Speech-to-Text Translation with Phoneme-Augmented CoT: Enhancing Cross-Lingual Transfer in Low-Resource Scenarios
This work addresses the challenge of making speech-to-text translation more accessible across diverse languages, particularly for low-resource scenarios, but it is incremental as it builds on existing multilingual LLM and CoT methods.
The paper tackled the problem of speech-to-text translation in low-resource and zero-resource settings by integrating phoneme representations into a Chain-of-Thought framework, resulting in improved translation quality for low-resource conditions and enabling zero-resource translation, though with a slight impact on high-resource performance.

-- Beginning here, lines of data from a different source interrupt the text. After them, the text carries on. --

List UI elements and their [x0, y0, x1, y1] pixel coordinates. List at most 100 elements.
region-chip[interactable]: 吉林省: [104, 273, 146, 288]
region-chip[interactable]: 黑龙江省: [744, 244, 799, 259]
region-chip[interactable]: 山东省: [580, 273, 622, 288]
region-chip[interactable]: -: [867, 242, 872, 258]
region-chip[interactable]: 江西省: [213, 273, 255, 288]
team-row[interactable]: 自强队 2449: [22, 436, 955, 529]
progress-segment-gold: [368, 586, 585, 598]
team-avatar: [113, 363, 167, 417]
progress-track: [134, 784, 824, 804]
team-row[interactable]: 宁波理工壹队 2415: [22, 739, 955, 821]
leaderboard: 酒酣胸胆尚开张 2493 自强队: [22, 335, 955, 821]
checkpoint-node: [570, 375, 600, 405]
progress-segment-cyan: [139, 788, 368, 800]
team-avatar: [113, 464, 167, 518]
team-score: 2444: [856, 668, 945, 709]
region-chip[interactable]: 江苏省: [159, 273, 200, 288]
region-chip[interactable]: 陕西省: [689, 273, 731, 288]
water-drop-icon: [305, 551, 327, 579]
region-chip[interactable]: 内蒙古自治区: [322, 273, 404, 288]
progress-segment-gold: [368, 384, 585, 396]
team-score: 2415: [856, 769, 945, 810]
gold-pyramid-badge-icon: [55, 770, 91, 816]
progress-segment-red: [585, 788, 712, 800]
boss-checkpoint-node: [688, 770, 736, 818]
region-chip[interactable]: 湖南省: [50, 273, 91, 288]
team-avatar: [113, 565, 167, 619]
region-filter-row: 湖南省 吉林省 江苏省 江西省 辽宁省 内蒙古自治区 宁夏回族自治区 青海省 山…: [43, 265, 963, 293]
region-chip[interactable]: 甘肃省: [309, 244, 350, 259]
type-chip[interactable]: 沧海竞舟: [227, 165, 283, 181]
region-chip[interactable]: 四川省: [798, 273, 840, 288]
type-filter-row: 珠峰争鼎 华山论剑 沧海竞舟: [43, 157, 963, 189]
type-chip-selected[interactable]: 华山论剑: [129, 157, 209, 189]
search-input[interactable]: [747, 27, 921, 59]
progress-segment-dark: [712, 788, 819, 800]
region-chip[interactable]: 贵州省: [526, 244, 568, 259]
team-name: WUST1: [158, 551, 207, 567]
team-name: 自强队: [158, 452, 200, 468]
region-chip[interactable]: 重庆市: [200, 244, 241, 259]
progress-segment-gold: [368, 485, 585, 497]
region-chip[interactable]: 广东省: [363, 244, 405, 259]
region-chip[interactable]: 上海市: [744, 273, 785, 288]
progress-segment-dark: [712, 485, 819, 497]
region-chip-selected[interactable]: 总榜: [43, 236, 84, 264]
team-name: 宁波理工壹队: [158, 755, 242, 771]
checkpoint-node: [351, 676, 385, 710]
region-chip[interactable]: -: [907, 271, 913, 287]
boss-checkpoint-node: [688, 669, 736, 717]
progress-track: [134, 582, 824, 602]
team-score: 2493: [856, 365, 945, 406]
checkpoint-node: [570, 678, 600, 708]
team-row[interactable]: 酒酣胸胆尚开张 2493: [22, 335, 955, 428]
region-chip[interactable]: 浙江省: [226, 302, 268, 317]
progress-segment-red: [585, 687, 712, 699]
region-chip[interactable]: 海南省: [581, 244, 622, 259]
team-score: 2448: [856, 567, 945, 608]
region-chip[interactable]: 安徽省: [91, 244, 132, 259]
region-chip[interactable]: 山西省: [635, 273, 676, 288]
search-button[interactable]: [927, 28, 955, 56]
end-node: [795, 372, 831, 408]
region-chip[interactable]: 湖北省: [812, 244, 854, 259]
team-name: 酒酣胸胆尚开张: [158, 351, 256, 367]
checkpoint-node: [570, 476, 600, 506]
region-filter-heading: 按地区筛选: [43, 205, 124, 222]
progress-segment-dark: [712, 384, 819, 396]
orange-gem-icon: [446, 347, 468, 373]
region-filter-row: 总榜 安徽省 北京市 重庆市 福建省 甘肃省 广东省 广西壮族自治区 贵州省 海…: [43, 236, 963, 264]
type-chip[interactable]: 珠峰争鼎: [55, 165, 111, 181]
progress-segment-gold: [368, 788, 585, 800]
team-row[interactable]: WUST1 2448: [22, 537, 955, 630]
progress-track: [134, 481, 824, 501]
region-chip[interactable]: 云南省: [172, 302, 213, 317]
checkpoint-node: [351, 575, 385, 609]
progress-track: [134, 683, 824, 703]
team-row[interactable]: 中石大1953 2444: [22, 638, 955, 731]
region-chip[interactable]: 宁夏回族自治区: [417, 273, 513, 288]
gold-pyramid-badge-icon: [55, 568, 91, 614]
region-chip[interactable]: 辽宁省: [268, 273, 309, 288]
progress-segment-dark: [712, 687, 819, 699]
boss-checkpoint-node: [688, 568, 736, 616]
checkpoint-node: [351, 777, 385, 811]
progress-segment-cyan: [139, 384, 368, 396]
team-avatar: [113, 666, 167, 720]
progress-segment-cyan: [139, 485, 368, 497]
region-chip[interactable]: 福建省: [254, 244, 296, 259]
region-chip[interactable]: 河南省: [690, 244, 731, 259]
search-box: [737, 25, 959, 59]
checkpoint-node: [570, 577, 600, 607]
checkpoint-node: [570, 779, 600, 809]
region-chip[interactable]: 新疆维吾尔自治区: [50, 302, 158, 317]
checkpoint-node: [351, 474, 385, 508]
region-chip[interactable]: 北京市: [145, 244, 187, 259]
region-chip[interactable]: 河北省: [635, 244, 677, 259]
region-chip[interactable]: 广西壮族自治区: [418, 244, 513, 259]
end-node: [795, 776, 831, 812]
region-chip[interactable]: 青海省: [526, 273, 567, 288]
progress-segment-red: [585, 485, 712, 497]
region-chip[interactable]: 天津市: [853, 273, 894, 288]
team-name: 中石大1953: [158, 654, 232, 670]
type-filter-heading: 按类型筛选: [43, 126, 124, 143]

We propose a Speech-to-Text Translation (S2TT) approach that integrates phoneme representations into a Chain-of-Thought (CoT) framework to improve translation in low-resource and zero-resource settings. By introducing phoneme recognition as an intermediate step, we enhance cross-lingual transfer, enabling translation even for languages with no labeled speech data. Our system builds on a multilingual LLM, which we extend to process speech and phonemes. Training follows a curriculum learning strategy that progressively introduces more complex tasks. Experiments on multilingual S2TT benchmarks show that phoneme-augmented CoT improves translation quality in low-resource conditions and enables zero-resource translation, while slightly impacting high-resource performance. Despite this trade-off, our findings demonstrate that phoneme-based CoT is a promising step toward making S2TT more accessible across diverse languages.